On ne peut aimer le prochain que d’un amour de compassion. C’est le seul amour juste.

Même dans : οὐαὶ ὑμῖν, il y a de la compassion.

Aimer les hommes comme le soleil nous aimerait s’il nous voyait.

δειλοῖσι βροτοῖσιν

Le soleil supposé pensant est modèle de perfection.

Combien Dieu a de manières de se donner !

La compassion rend l’amour égal pour tous. Le mépris du crime et l’admiration de la grandeur ont leur juste point dans la compassion.

Le dogme de la Trinité est nécessaire pour qu’il n’y ait pas dialogue de nous avec Dieu, mais de Dieu avec lui-même en nous. Pour que nous soyons absents.
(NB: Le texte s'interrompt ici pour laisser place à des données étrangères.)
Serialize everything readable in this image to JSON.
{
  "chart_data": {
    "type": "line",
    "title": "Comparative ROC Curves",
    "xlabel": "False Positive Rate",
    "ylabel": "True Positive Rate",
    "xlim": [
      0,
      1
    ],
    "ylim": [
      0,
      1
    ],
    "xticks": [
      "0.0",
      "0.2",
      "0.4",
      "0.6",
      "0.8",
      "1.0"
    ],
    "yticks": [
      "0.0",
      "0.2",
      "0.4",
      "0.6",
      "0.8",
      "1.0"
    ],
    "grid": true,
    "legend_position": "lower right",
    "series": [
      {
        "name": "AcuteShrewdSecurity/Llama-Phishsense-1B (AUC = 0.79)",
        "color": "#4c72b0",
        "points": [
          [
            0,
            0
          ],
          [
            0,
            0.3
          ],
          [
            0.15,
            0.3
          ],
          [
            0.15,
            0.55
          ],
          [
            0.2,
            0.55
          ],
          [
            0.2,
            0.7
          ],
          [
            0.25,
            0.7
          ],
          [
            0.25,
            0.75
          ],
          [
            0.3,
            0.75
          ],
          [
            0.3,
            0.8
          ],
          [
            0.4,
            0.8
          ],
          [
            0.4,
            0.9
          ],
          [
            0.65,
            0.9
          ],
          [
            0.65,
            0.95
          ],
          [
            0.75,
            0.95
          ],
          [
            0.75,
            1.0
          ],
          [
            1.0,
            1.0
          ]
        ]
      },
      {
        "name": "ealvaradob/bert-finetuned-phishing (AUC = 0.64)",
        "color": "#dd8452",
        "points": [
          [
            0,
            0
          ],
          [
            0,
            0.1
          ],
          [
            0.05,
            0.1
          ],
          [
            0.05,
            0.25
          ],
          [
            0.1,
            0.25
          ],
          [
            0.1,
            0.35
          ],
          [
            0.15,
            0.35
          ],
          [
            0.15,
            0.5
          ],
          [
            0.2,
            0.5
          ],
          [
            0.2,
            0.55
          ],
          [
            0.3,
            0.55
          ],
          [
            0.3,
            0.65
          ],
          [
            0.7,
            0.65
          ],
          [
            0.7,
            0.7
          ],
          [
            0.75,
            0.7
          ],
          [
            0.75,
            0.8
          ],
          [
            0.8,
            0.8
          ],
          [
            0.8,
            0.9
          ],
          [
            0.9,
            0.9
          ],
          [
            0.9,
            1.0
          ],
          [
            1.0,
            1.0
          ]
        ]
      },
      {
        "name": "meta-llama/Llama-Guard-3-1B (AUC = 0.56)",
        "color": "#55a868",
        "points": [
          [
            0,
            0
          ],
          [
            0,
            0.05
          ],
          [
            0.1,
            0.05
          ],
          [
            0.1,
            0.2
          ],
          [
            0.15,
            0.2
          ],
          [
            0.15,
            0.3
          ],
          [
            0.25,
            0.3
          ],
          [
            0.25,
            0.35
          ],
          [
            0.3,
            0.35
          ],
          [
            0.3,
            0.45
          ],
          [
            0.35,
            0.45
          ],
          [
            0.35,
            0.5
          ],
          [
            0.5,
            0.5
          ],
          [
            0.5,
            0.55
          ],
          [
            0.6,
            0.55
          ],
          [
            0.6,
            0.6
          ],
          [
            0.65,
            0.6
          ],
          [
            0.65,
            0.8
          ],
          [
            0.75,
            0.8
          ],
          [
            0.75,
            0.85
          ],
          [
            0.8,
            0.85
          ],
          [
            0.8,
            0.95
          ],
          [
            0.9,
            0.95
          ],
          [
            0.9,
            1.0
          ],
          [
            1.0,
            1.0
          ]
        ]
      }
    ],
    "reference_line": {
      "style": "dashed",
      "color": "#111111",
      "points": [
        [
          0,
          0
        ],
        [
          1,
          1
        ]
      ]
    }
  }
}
Dieu résidant dans la nourriture. Agneau, pain. Dans la matière fabriquée par du travail humain, pain, vin.

Cela devrait être le centre de la vie paysanne. Par son travail le paysan, s’il a cette intention, donne un peu de sa chair pour qu’elle devienne la chair du Christ.

Il devrait être consacré.

La sainteté est une transmutation comme l’eucharistie.

Pour qu’un homme soit réellement habité par le Christ comme l’hostie après la consécration, il faut qu’au préalable sa chair et son sang soient devenus matière inerte, et de plus comestible pour ses semblables. Alors cette matière peut devenir par une consécration secrète chair et sang du Christ. Cette seconde transmutation est l’affaire de Dieu seul, mais la première est en partie notre affaire,

Il suffit de regarder ma chair et mon sang comme de la matière inerte, insensible, et comestible pour autrui.

« Ne pas s’écouter », « il faut bien », — le stoïcisme populaire contient le germe de cela.